The A-Z Glossary of Server-Side Tracking
Your complete guide to the terms, acronyms, and concepts shaping the future of digital marketing.
A
- API (Application Programming Interface)
- A set of rules that allows two different software systems to communicate with each other. In server-side tracking, your server uses APIs (like the Meta CAPI) to send data directly to the ad platforms' servers.
- Attribution
- The process of assigning credit for a conversion (like a sale or lead) to the marketing touchpoints a user interacted with. Server-side tracking makes attribution far more accurate by capturing data that would otherwise be lost.
B
- BigQuery / Data Warehouse
- A large, centralized cloud database (like BigQuery or Snowflake) designed for storing and analyzing massive amounts of data. OATS allows you to send your clean, server-side data directly to your warehouse, creating a single source of truth for your entire business.
- Bot Detection
- The process of identifying and filtering out non-human (bot) traffic from your analytics. OATS's server-side bot detection prevents this "garbage data" from polluting your reports and ad platform audiences *before* it gets sent.
C
- CAPI (Conversions API)
- Meta's (Facebook's) server-to-server API. It allows you to send conversion events from your server directly to Meta, bypassing the client-side browser pixel. This is a core component of server-side tracking.
- Client-Side Tracking
- The traditional tracking method where scripts (pixels) run in the user's browser (the "client") and send data directly to third-party platforms. This method is unreliable due to ad blockers, ITP, and site performance issues.
- Cookie (First-Party)
- A small data file set by the website domain you are currently visiting (e.g., yoursite.com). Server-side tracking sets cookies in a first-party context, making them trusted by browsers and not subject to Safari's 7-day deletion rule.
- Cookie (Third-Party)
- A cookie set by a domain other than the one you are visiting (e.g., a Facebook pixel on yoursite.com). These are being blocked by default in Safari and Firefox and are being phased out by Google Chrome, making client-side tracking obsolete.
D
- Data Deduplication
- The process of removing duplicate conversion events. In a hybrid setup, you might send a "purchase" event from both the browser and the server. Deduplication ensures that platforms like Meta only count this as one conversion.
- Data Layer
- A JavaScript object on your website that holds all the data you want to track (e.g., product name, price, user ID). Google Tag Manager reads from this data layer to get the information it needs to send to your marketing platforms.
F
- First-Party Context
- An environment where all data is handled by your own domain. When you use server-side tracking, the data request is sent to your own server (e.g., tracking.yoursite.com), which browsers trust. This avoids the blocks associated with third-party requests.
G
- GA4 (Google Analytics 4)
- Google's latest version of its analytics platform. It is designed to be event-based and work seamlessly with server-side tracking to collect more accurate data across websites and apps.
- Gclid / Fbclid
- Unique click identifiers automatically added to your URLs by Google Ads (gclid) and Facebook Ads (fbclid). These IDs are essential for attributing a conversion back to a specific ad click. OATS's "UTM Keeper" helps save these IDs from being lost by browser restrictions.

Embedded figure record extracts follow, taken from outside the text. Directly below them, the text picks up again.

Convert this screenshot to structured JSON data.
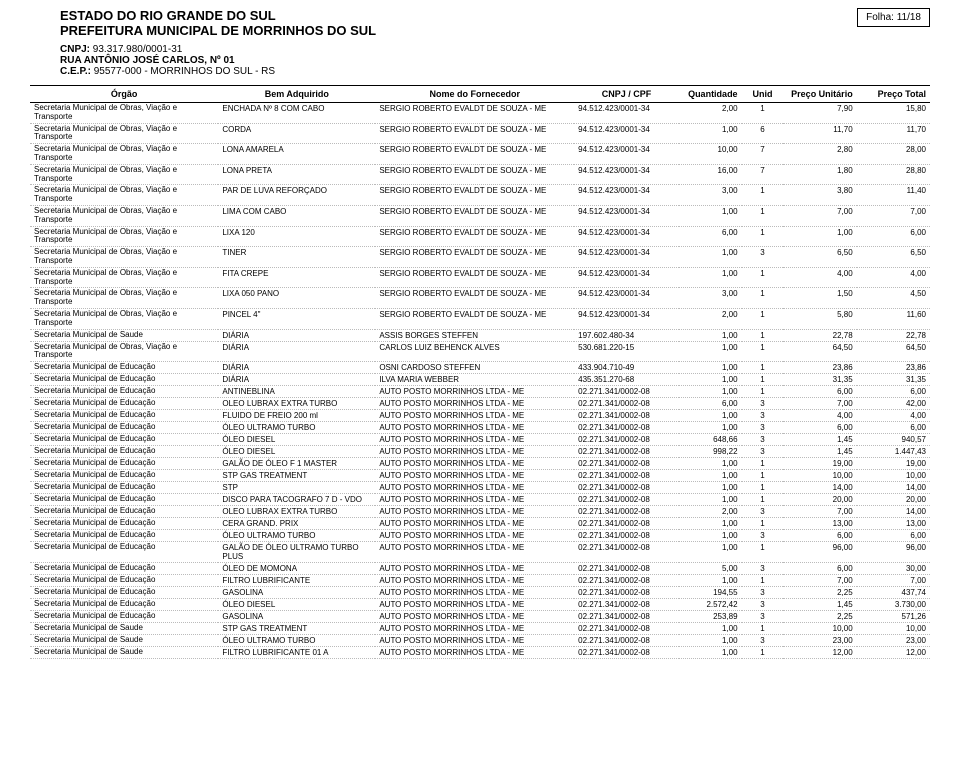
{
  "header": {
    "estado": "ESTADO DO RIO GRANDE DO SUL",
    "prefeitura": "PREFEITURA MUNICIPAL DE MORRINHOS DO SUL",
    "cnpj_label": "CNPJ:",
    "cnpj": "93.317.980/0001-31",
    "rua": "RUA ANTÔNIO JOSÉ CARLOS, Nº 01",
    "cep_label": "C.E.P.:",
    "cep": "95577-000",
    "municipio": " -  MORRINHOS DO SUL - RS",
    "folha_label": "Folha:",
    "folha": "11/18"
  },
  "columns": {
    "orgao": "Órgão",
    "bem": "Bem Adquirido",
    "fornecedor": "Nome do Fornecedor",
    "cnpj": "CNPJ / CPF",
    "qtd": "Quantidade",
    "unid": "Unid",
    "pu": "Preço Unitário",
    "pt": "Preço Total"
  },
  "orgaos": {
    "sovt": "Secretaria Municipal de Obras, Viação e Transporte",
    "saude": "Secretaria Municipal de Saude",
    "educ": "Secretaria Municipal de Educação"
  },
  "forn": {
    "sergio": "SERGIO ROBERTO EVALDT DE SOUZA - ME",
    "assis": "ASSIS BORGES STEFFEN",
    "carlos": "CARLOS LUIZ BEHENCK ALVES",
    "osni": "OSNI CARDOSO STEFFEN",
    "ilva": "ILVA MARIA WEBBER",
    "autoposto": "AUTO POSTO MORRINHOS LTDA - ME"
  },
  "cnpjs": {
    "sergio": "94.512.423/0001-34",
    "assis": "197.602.480-34",
    "carlos": "530.681.220-15",
    "osni": "433.904.710-49",
    "ilva": "435.351.270-68",
    "autoposto": "02.271.341/0002-08"
  },
  "rows": [
    {
      "orgao": "sovt",
      "bem": "ENCHADA Nº 8 COM CABO",
      "forn": "sergio",
      "cnpj": "sergio",
      "qtd": "2,00",
      "unid": "1",
      "pu": "7,90",
      "pt": "15,80"
    },
    {
      "orgao": "sovt",
      "bem": "CORDA",
      "forn": "sergio",
      "cnpj": "sergio",
      "qtd": "1,00",
      "unid": "6",
      "pu": "11,70",
      "pt": "11,70"
    },
    {
      "orgao": "sovt",
      "bem": "LONA AMARELA",
      "forn": "sergio",
      "cnpj": "sergio",
      "qtd": "10,00",
      "unid": "7",
      "pu": "2,80",
      "pt": "28,00"
    },
    {
      "orgao": "sovt",
      "bem": "LONA PRETA",
      "forn": "sergio",
      "cnpj": "sergio",
      "qtd": "16,00",
      "unid": "7",
      "pu": "1,80",
      "pt": "28,80"
    },
    {
      "orgao": "sovt",
      "bem": "PAR DE LUVA REFORÇADO",
      "forn": "sergio",
      "cnpj": "sergio",
      "qtd": "3,00",
      "unid": "1",
      "pu": "3,80",
      "pt": "11,40"
    },
    {
      "orgao": "sovt",
      "bem": "LIMA COM CABO",
      "forn": "sergio",
      "cnpj": "sergio",
      "qtd": "1,00",
      "unid": "1",
      "pu": "7,00",
      "pt": "7,00"
    },
    {
      "orgao": "sovt",
      "bem": "LIXA 120",
      "forn": "sergio",
      "cnpj": "sergio",
      "qtd": "6,00",
      "unid": "1",
      "pu": "1,00",
      "pt": "6,00"
    },
    {
      "orgao": "sovt",
      "bem": "TINER",
      "forn": "sergio",
      "cnpj": "sergio",
      "qtd": "1,00",
      "unid": "3",
      "pu": "6,50",
      "pt": "6,50"
    },
    {
      "orgao": "sovt",
      "bem": "FITA CREPE",
      "forn": "sergio",
      "cnpj": "sergio",
      "qtd": "1,00",
      "unid": "1",
      "pu": "4,00",
      "pt": "4,00"
    },
    {
      "orgao": "sovt",
      "bem": "LIXA 050 PANO",
      "forn": "sergio",
      "cnpj": "sergio",
      "qtd": "3,00",
      "unid": "1",
      "pu": "1,50",
      "pt": "4,50"
    },
    {
      "orgao": "sovt",
      "bem": "PINCEL 4\"",
      "forn": "sergio",
      "cnpj": "sergio",
      "qtd": "2,00",
      "unid": "1",
      "pu": "5,80",
      "pt": "11,60"
    },
    {
      "orgao": "saude",
      "bem": "DIÁRIA",
      "forn": "assis",
      "cnpj": "assis",
      "qtd": "1,00",
      "unid": "1",
      "pu": "22,78",
      "pt": "22,78"
    },
    {
      "orgao": "sovt",
      "bem": "DIÁRIA",
      "forn": "carlos",
      "cnpj": "carlos",
      "qtd": "1,00",
      "unid": "1",
      "pu": "64,50",
      "pt": "64,50"
    },
    {
      "orgao": "educ",
      "bem": "DIÁRIA",
      "forn": "osni",
      "cnpj": "osni",
      "qtd": "1,00",
      "unid": "1",
      "pu": "23,86",
      "pt": "23,86"
    },
    {
      "orgao": "educ",
      "bem": "DIÁRIA",
      "forn": "ilva",
      "cnpj": "ilva",
      "qtd": "1,00",
      "unid": "1",
      "pu": "31,35",
      "pt": "31,35"
    },
    {
      "orgao": "educ",
      "bem": "ANTINEBLINA",
      "forn": "autoposto",
      "cnpj": "autoposto",
      "qtd": "1,00",
      "unid": "1",
      "pu": "6,00",
      "pt": "6,00"
    },
    {
      "orgao": "educ",
      "bem": "OLEO LUBRAX EXTRA TURBO",
      "forn": "autoposto",
      "cnpj": "autoposto",
      "qtd": "6,00",
      "unid": "3",
      "pu": "7,00",
      "pt": "42,00"
    },
    {
      "orgao": "educ",
      "bem": "FLUIDO DE FREIO 200 ml",
      "forn": "autoposto",
      "cnpj": "autoposto",
      "qtd": "1,00",
      "unid": "3",
      "pu": "4,00",
      "pt": "4,00"
    },
    {
      "orgao": "educ",
      "bem": "ÓLEO ULTRAMO TURBO",
      "forn": "autoposto",
      "cnpj": "autoposto",
      "qtd": "1,00",
      "unid": "3",
      "pu": "6,00",
      "pt": "6,00"
    },
    {
      "orgao": "educ",
      "bem": "ÓLEO DIESEL",
      "forn": "autoposto",
      "cnpj": "autoposto",
      "qtd": "648,66",
      "unid": "3",
      "pu": "1,45",
      "pt": "940,57"
    },
    {
      "orgao": "educ",
      "bem": "ÓLEO DIESEL",
      "forn": "autoposto",
      "cnpj": "autoposto",
      "qtd": "998,22",
      "unid": "3",
      "pu": "1,45",
      "pt": "1.447,43"
    },
    {
      "orgao": "educ",
      "bem": "GALÃO DE ÓLEO F 1 MASTER",
      "forn": "autoposto",
      "cnpj": "autoposto",
      "qtd": "1,00",
      "unid": "1",
      "pu": "19,00",
      "pt": "19,00"
    },
    {
      "orgao": "educ",
      "bem": "STP GAS TREATMENT",
      "forn": "autoposto",
      "cnpj": "autoposto",
      "qtd": "1,00",
      "unid": "1",
      "pu": "10,00",
      "pt": "10,00"
    },
    {
      "orgao": "educ",
      "bem": "STP",
      "forn": "autoposto",
      "cnpj": "autoposto",
      "qtd": "1,00",
      "unid": "1",
      "pu": "14,00",
      "pt": "14,00"
    },
    {
      "orgao": "educ",
      "bem": "DISCO PARA TACOGRAFO 7 D - VDO",
      "forn": "autoposto",
      "cnpj": "autoposto",
      "qtd": "1,00",
      "unid": "1",
      "pu": "20,00",
      "pt": "20,00"
    },
    {
      "orgao": "educ",
      "bem": "OLEO LUBRAX EXTRA TURBO",
      "forn": "autoposto",
      "cnpj": "autoposto",
      "qtd": "2,00",
      "unid": "3",
      "pu": "7,00",
      "pt": "14,00"
    },
    {
      "orgao": "educ",
      "bem": "CERA GRAND. PRIX",
      "forn": "autoposto",
      "cnpj": "autoposto",
      "qtd": "1,00",
      "unid": "1",
      "pu": "13,00",
      "pt": "13,00"
    },
    {
      "orgao": "educ",
      "bem": "ÓLEO ULTRAMO TURBO",
      "forn": "autoposto",
      "cnpj": "autoposto",
      "qtd": "1,00",
      "unid": "3",
      "pu": "6,00",
      "pt": "6,00"
    },
    {
      "orgao": "educ",
      "bem": "GALÃO DE ÓLEO ULTRAMO TURBO PLUS",
      "forn": "autoposto",
      "cnpj": "autoposto",
      "qtd": "1,00",
      "unid": "1",
      "pu": "96,00",
      "pt": "96,00"
    },
    {
      "orgao": "educ",
      "bem": "ÓLEO DE MOMONA",
      "forn": "autoposto",
      "cnpj": "autoposto",
      "qtd": "5,00",
      "unid": "3",
      "pu": "6,00",
      "pt": "30,00"
    },
    {
      "orgao": "educ",
      "bem": "FILTRO LUBRIFICANTE",
      "forn": "autoposto",
      "cnpj": "autoposto",
      "qtd": "1,00",
      "unid": "1",
      "pu": "7,00",
      "pt": "7,00"
    },
    {
      "orgao": "educ",
      "bem": "GASOLINA",
      "forn": "autoposto",
      "cnpj": "autoposto",
      "qtd": "194,55",
      "unid": "3",
      "pu": "2,25",
      "pt": "437,74"
    },
    {
      "orgao": "educ",
      "bem": "ÓLEO DIESEL",
      "forn": "autoposto",
      "cnpj": "autoposto",
      "qtd": "2.572,42",
      "unid": "3",
      "pu": "1,45",
      "pt": "3.730,00"
    },
    {
      "orgao": "educ",
      "bem": "GASOLINA",
      "forn": "autoposto",
      "cnpj": "autoposto",
      "qtd": "253,89",
      "unid": "3",
      "pu": "2,25",
      "pt": "571,26"
    },
    {
      "orgao": "saude",
      "bem": "STP GAS TREATMENT",
      "forn": "autoposto",
      "cnpj": "autoposto",
      "qtd": "1,00",
      "unid": "1",
      "pu": "10,00",
      "pt": "10,00"
    },
    {
      "orgao": "saude",
      "bem": "ÓLEO ULTRAMO TURBO",
      "forn": "autoposto",
      "cnpj": "autoposto",
      "qtd": "1,00",
      "unid": "3",
      "pu": "23,00",
      "pt": "23,00"
    },
    {
      "orgao": "saude",
      "bem": "FILTRO LUBRIFICANTE 01 A",
      "forn": "autoposto",
      "cnpj": "autoposto",
      "qtd": "1,00",
      "unid": "1",
      "pu": "12,00",
      "pt": "12,00"
    }
  ],
  "styles": {
    "body_font_size": 9,
    "table_font_size": 8,
    "header_font_size": 13,
    "text_color": "#000000",
    "background": "#ffffff",
    "dotted_border": "#bbbbbb"
  }
}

- GTM (Google Tag Manager)
- A free tool from Google that allows you to manage and deploy all of your tracking tags (pixels) from one central interface, without having to edit website code directly.
H
- Hybrid Tracking
- A "best of both worlds" strategy where you use server-side tracking for your most critical conversion and analytics data (GA4, Meta CAPI) and keep client-side tracking for specific UX tools like heatmaps (e.g., Hotjar).
I
- ITP (Intelligent Tracking Prevention)
- Apple's privacy feature in the Safari browser. It aggressively blocks third-party cookies and limits the lifespan of client-side first-party cookies to 7 days, which breaks attribution and shrinks remarketing audiences.
P
- Pixel
- A common term for a client-side tracking script, named after the original 1x1 transparent "tracking pixel" image. The "Meta Pixel" is a prime example of a client-side tag.
S
- Server-Side Tracking
- The modern tracking method where data is sent from a user's browser to your own server first. Your server then filters, enriches, and securely forwards this data to third-party platforms via APIs. This method is more accurate, secure, and faster.
- sGTM (Server-Side Google Tag Manager)
- The server-side version of Google Tag Manager. It's the technology that runs on your server (or on OATS) and manages all your server-to-server data streams.
U
- UTM Parameters
- Tags added to the end of a URL (e.g., ?utm_source=google) to track the origin of your website traffic. They are essential for knowing which campaigns, sources, and mediums are driving visitors and conversions.